Le recul de la consommation de viande n’est pas le moindre : -12 % entre 2009 et 2016, et -20 % en ce qui concerne la seule charcuterie, selon le Credoc (1). Une tendance alimentée par le vieillissement de la population et l’inquiétude de plus en plus prégnante des consommateurs au sujet de leur alimentation. « 74 % des Français estiment que l’alimentation est une source de risques. C’est 16 points de plus par rapport à il y a 20 ans, alors qu’il y a très peu de cas d’intoxication alimentaire », rappelle Pascale Hebel, directrice du pôle consommation et entreprise du Credoc.
Bio et label rouge peinent à se développer
Autre tendance forte, celle de la prise en compte de l’environnement dans les réflexions liées à l’alimentation. « C’est inédit : la dégradation de l’environnement est le facteur qui préoccupe le plus les consommateurs. Il gagne 14 points entre 2017 et 2019. Ce sujet de l’écologie, porté notamment par les plus jeunes, devrait perdurer », prévient Pascale Hebel. Si le bio est l’un des vecteurs de confiance pour les consommateurs, le déséquilibre est grand entre l’offre et la demande. « Le marché standard représente 95 % des volumes, explique Boris Duflot, directeur du pôle économie de l’Ifip. Le Label Rouge pèse pour 4 %. Quant au bio, malgré un bond de 40 % en 2017, il est encore sous les 1 %, notamment en raison de la plus faible diversité de débouchés. Il y a une forte demande sur le jambon, mais peut-on développer une démarche sur une seule pièce ? »
L’étiquetage des modes d’élevage
Pour rassurer le consommateur, la question d’un étiquetage plus précis des produits issus de l’élevage se pose. Mandaté par le gouvernement, le Conseil national de l’alimentation définit actuellement les contours d’une expérimentation sur l’étiquetage des modes d’élevage . Un sondage réalisé en 2018 pour le LIT Ouesterel mesure l’impact d’un label portant sur le bien-être animal. Selon ses résultats, 64 % des consommateurs seraient prêts à payer pour des produits labellisés « BEA et santé ».
« Les critères dominants à l’acte d’achat pour toutes les viandes sont le prix et l’origine France.

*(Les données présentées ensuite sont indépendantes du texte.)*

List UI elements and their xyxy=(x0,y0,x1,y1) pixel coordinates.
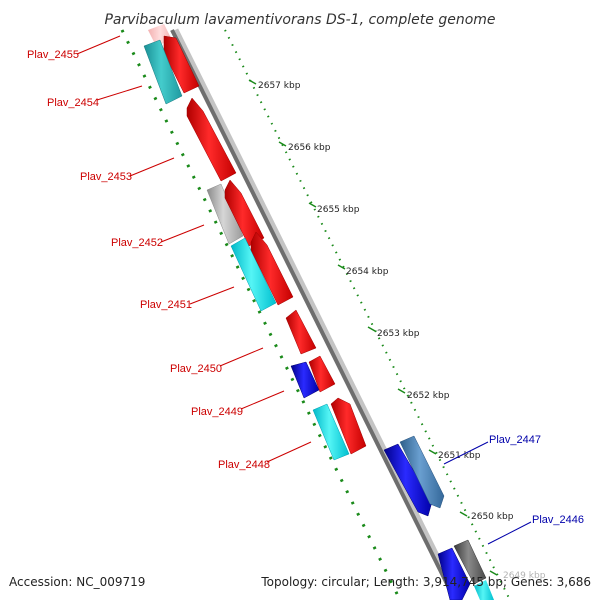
gene-label-plav-2449[interactable]: Plav_2449 xyxy=(191,406,243,418)
coordinate-label: 2657 kbp xyxy=(258,81,301,91)
coordinate-tick: 2652 kbp xyxy=(397,388,450,401)
gene-arrow-plav-2447[interactable] xyxy=(399,435,445,509)
gene-arrows-right xyxy=(383,435,494,600)
label-leader-line xyxy=(76,35,121,55)
coordinate-tick: 2653 kbp xyxy=(367,326,420,339)
accession-text: Accession: NC_009719 xyxy=(9,575,145,589)
gene-arrow-plav-2452[interactable] xyxy=(224,179,265,247)
gene-label-plav-2454[interactable]: Plav_2454 xyxy=(47,97,99,109)
gene-label-plav-2451[interactable]: Plav_2451 xyxy=(140,299,192,311)
left-gene-labels: Plav_2455 Plav_2454 Plav_2453 Plav_2452 … xyxy=(27,35,312,471)
label-leader-line xyxy=(129,157,175,177)
inner-tick-rail xyxy=(120,29,402,600)
gene-arrow-plav-2448[interactable] xyxy=(330,397,367,455)
gene-arrow-plav-2446-blue[interactable] xyxy=(437,547,471,600)
label-leader-line xyxy=(96,85,143,101)
gene-arrow-plav-2452-gray[interactable] xyxy=(206,183,244,245)
gene-arrow-plav-2451-cyan[interactable] xyxy=(230,237,277,312)
coordinate-label: 2650 kbp xyxy=(471,512,514,522)
coordinate-tick: 2651 kbp xyxy=(428,449,481,461)
label-leader-line xyxy=(266,441,312,463)
gene-label-plav-2446[interactable]: Plav_2446 xyxy=(532,514,584,526)
coordinate-label: 2649 kbp xyxy=(503,571,546,581)
coordinate-tick: 2654 kbp xyxy=(337,264,389,277)
coordinate-label: 2654 kbp xyxy=(346,267,389,277)
gene-label-plav-2453[interactable]: Plav_2453 xyxy=(80,171,132,183)
map-title: Parvibaculum lavamentivorans DS-1, compl… xyxy=(104,12,495,28)
backbone-shadow xyxy=(171,28,462,600)
gene-arrow-plav-2449-blue[interactable] xyxy=(290,361,320,399)
gene-arrow-plav-2445[interactable] xyxy=(474,580,494,600)
coordinate-label: 2653 kbp xyxy=(377,329,420,339)
outer-tick-rail xyxy=(224,29,511,600)
coordinate-tick: 2650 kbp xyxy=(459,511,514,522)
gene-label-plav-2448[interactable]: Plav_2448 xyxy=(218,459,270,471)
coordinate-label: 2652 kbp xyxy=(407,391,450,401)
gene-arrow-plav-2448-cyan[interactable] xyxy=(312,403,350,461)
gene-arrow-plav-2447-blue[interactable] xyxy=(383,443,433,517)
coordinate-tick: 2657 kbp xyxy=(248,79,301,91)
backbone-line xyxy=(170,29,457,600)
right-gene-labels: Plav_2447 Plav_2446 xyxy=(443,434,584,545)
gene-label-plav-2450[interactable]: Plav_2450 xyxy=(170,363,222,375)
gene-label-plav-2455[interactable]: Plav_2455 xyxy=(27,49,79,61)
coordinate-tick: 2656 kbp xyxy=(278,141,331,153)
label-leader-line xyxy=(219,347,264,367)
gene-label-plav-2452[interactable]: Plav_2452 xyxy=(111,237,163,249)
genome-summary-text: Topology: circular; Length: 3,914,745 bp… xyxy=(260,575,591,589)
label-leader-line xyxy=(443,441,489,465)
gene-arrow-plav-2454[interactable] xyxy=(143,39,183,105)
gene-arrow-plav-2446[interactable] xyxy=(453,539,487,585)
label-leader-line xyxy=(189,286,235,305)
gene-arrow-plav-2449[interactable] xyxy=(308,355,336,393)
label-leader-line xyxy=(487,521,532,545)
gene-arrows xyxy=(143,24,367,461)
gene-label-plav-2447[interactable]: Plav_2447 xyxy=(489,434,541,446)
gene-arrow-plav-2450[interactable] xyxy=(285,309,317,355)
gene-arrow-plav-2453[interactable] xyxy=(186,97,237,182)
label-leader-line xyxy=(160,224,205,243)
coordinate-tick: 2649 kbp xyxy=(489,570,546,581)
label-leader-line xyxy=(240,390,285,410)
coordinate-label: 2656 kbp xyxy=(288,143,331,153)
coordinate-label: 2655 kbp xyxy=(317,205,360,215)
gene-arrow-plav-2451[interactable] xyxy=(250,231,294,306)
coordinate-tick: 2655 kbp xyxy=(308,202,360,215)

Les signes de qualité sont sur la troisième marche pour le jambon », souligne Elsa Delanoue, sociologue à l’IFIP-Itavi-Idele. Celle-ci décrypte l’ampleur du défi à relever pour répondre aux inquiétudes multiples des consommateurs. « Il est difficile d’apporter une réponse globale. D’un point de vue sanitaire, il vaut mieux avoir un élevage fermé mais ce modèle est remis en question aujourd’hui par les enjeux montants de bien-être animal. » La communication auprès du grand public est une composante essentielle de la réponse. Selon le sondage du LIT Ouesterel, plus les personnes interrogées disent bien connaître le secteur, plus elles s’en disent satisfaites.
BEA, la Cooperl teste des bâtiments
Tous les consommateurs ne sont pas sensibles aux thématiques environnementales ou de bien-être animal. « Mais la pression sociétale est lourde et pourrait amener à des évolutions réglementaires », assure Christine Roguet, économiste à l’Ifip. Sur cette question, des travaux sont menés pour construire des nouveaux modèles de conduite d’élevage, plus respectueux du bien-être des animaux. La Cooperl teste ainsi un prototype de bâtiment dans les Côtes-d’Armor. « C’est le fruit de deux ans de réflexion. Il y a deux espaces de vie, pour l’activité et le repos. La surface nécessaire au repos est 84 % supérieur à un système conventionnel. La lumière est naturelle et les déjections sont valorisées via l’épandage ou dans de la méthanisation », explique Mickaël Benoît, éleveur et administrateur Cooperl.
De nombreux investissements seront nécessaires pour construire ou adapter les bâtiments d’élevage à ces nouveaux enjeux. Mais aussi financer la surveillance de cochons qui n’auraient par la queue coupée, ou de truies en maternité libre pour qu’elles n’écrasent pas leurs petits, par exemple. « Nous devons encore récolter des données pour identifier des leviers d’actions », résume Sandrine Espagnol, ingénieure environnement à l’Ifip.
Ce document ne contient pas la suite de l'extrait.